Il ne paye pas de mine ce gringalet de moins de 1,5 kg recroquevillé entre nos oreilles, avec ses allures de grosse éponge plissée… Et pourtant, à en croire ses intimes, c’est un enchanteur, la dernière en date des plus nobles conquêtes de l’homme : le cerveau fascine, captive, inquiète et déboussole.

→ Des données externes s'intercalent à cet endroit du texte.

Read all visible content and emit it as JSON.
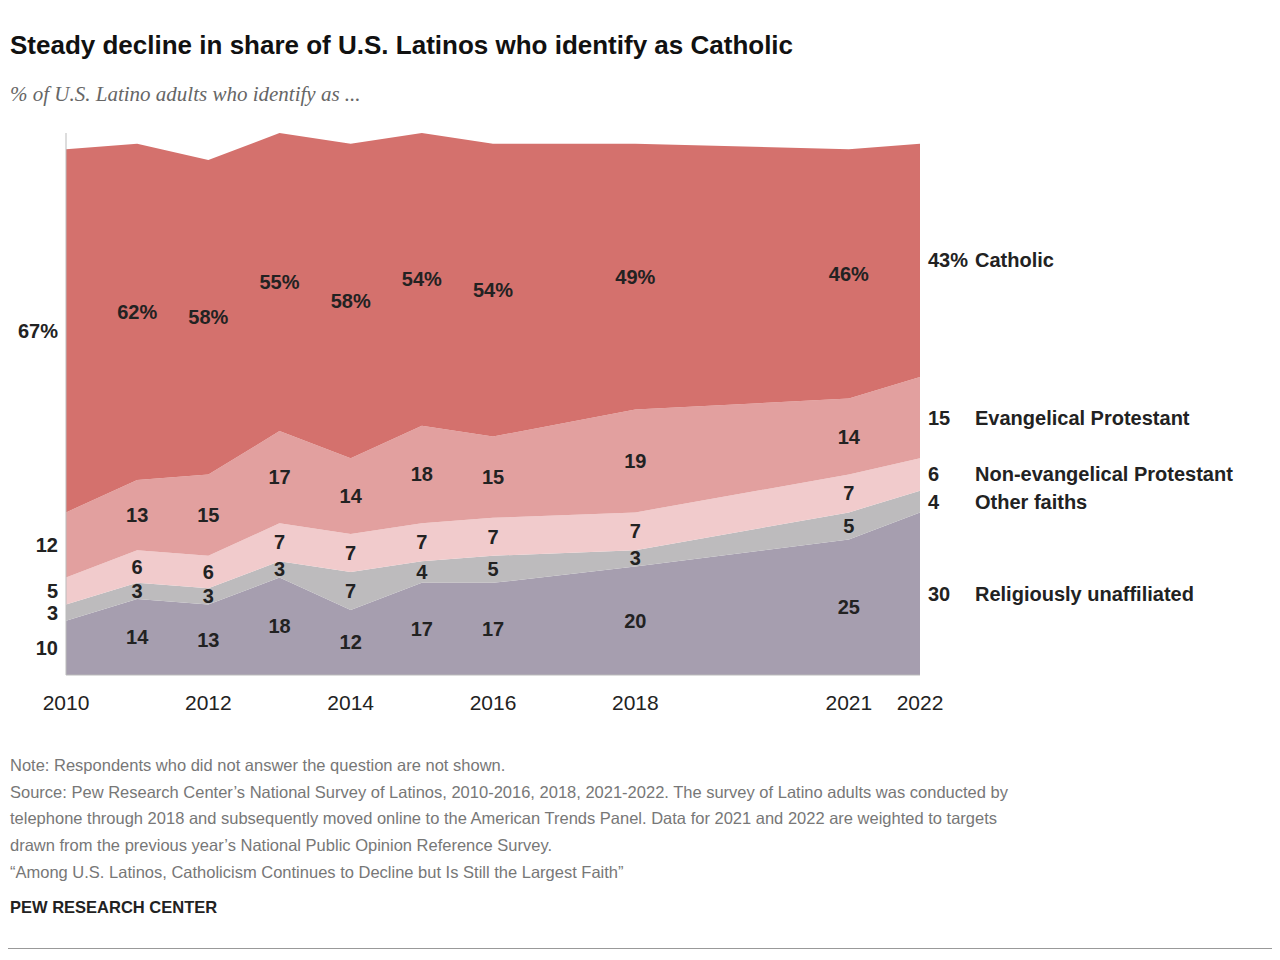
{
  "chart_data": {
    "type": "area",
    "title": "Steady decline in share of U.S. Latinos who identify as Catholic",
    "subtitle": "% of U.S. Latino adults who identify as ...",
    "x": [
      2010,
      2011,
      2012,
      2013,
      2014,
      2015,
      2016,
      2018,
      2021,
      2022
    ],
    "xlim": [
      2010,
      2022
    ],
    "xticks": [
      2010,
      2012,
      2014,
      2016,
      2018,
      2021,
      2022
    ],
    "ylim": [
      0,
      100
    ],
    "stacked": true,
    "data_labels": true,
    "tick_labels": "x",
    "series": [
      {
        "name": "Religiously unaffiliated",
        "color": "#a69eaf",
        "values": [
          10,
          14,
          13,
          18,
          12,
          17,
          17,
          20,
          25,
          30
        ]
      },
      {
        "name": "Other faiths",
        "color": "#bdbbbd",
        "values": [
          3,
          3,
          3,
          3,
          7,
          4,
          5,
          3,
          5,
          4
        ]
      },
      {
        "name": "Non-evangelical Protestant",
        "color": "#f1cbcc",
        "values": [
          5,
          6,
          6,
          7,
          7,
          7,
          7,
          7,
          7,
          6
        ]
      },
      {
        "name": "Evangelical Protestant",
        "color": "#e2a09f",
        "values": [
          12,
          13,
          15,
          17,
          14,
          18,
          15,
          19,
          14,
          15
        ]
      },
      {
        "name": "Catholic",
        "color": "#d4716d",
        "values": [
          67,
          62,
          58,
          55,
          58,
          54,
          54,
          49,
          46,
          43
        ],
        "value_labels": [
          "67%",
          "62%",
          "58%",
          "55%",
          "58%",
          "54%",
          "54%",
          "49%",
          "46%",
          "43%"
        ]
      }
    ],
    "notes": [
      "Note: Respondents who did not answer the question are not shown.",
      "Source: Pew Research Center’s National Survey of Latinos, 2010-2016, 2018, 2021-2022. The survey of Latino adults was conducted by",
      "telephone through 2018 and subsequently moved online to the American Trends Panel. Data for 2021 and 2022 are weighted to targets",
      "drawn from the previous year’s National Public Opinion Reference Survey.",
      "“Among U.S. Latinos, Catholicism Continues to Decline but Is Still the Largest Faith”"
    ],
    "source": "PEW RESEARCH CENTER"
  }
}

Bien malin qui lui aurait prédit un tel vedettariat. Hier encore, on se contentait de l’éplucher, de lui compter les cellules, de dégrossir ses synapses, de démêler ses faisceaux, d’égrener tristement la litanie de ses neurotransmetteurs. Les choses paraissaient claires, il s’agissait d’un organe méconnu à défricher, rien de plus. Mais dans les années 1980 et surtout 1990, l’évolution des techniques d’imagerie et d’encéphalographie, alliée aux prouesses de l’informatique facilitant de façon inouïe le traitement des données, ouvrit la voie à des expériences auparavant inconcevables. On pouvait désormais assister en temps réel à l’éclosion des sensations et des émotions, de la mémorisation, des raisonnements, de l’imagination, du langage… Aux neurosciences cellulaires et moléculaires se sont ainsi articulées les neurosciences cognitives. Et tout s’est révélé plus complexe que prévu : le cerveau n’était pas une quincaillerie, un agrégat de pièces assumant chacune sa fonction de façon aveugle, mais un entrelacs de réseaux polyvalents et interconnectés dans un flux perpétuel (1).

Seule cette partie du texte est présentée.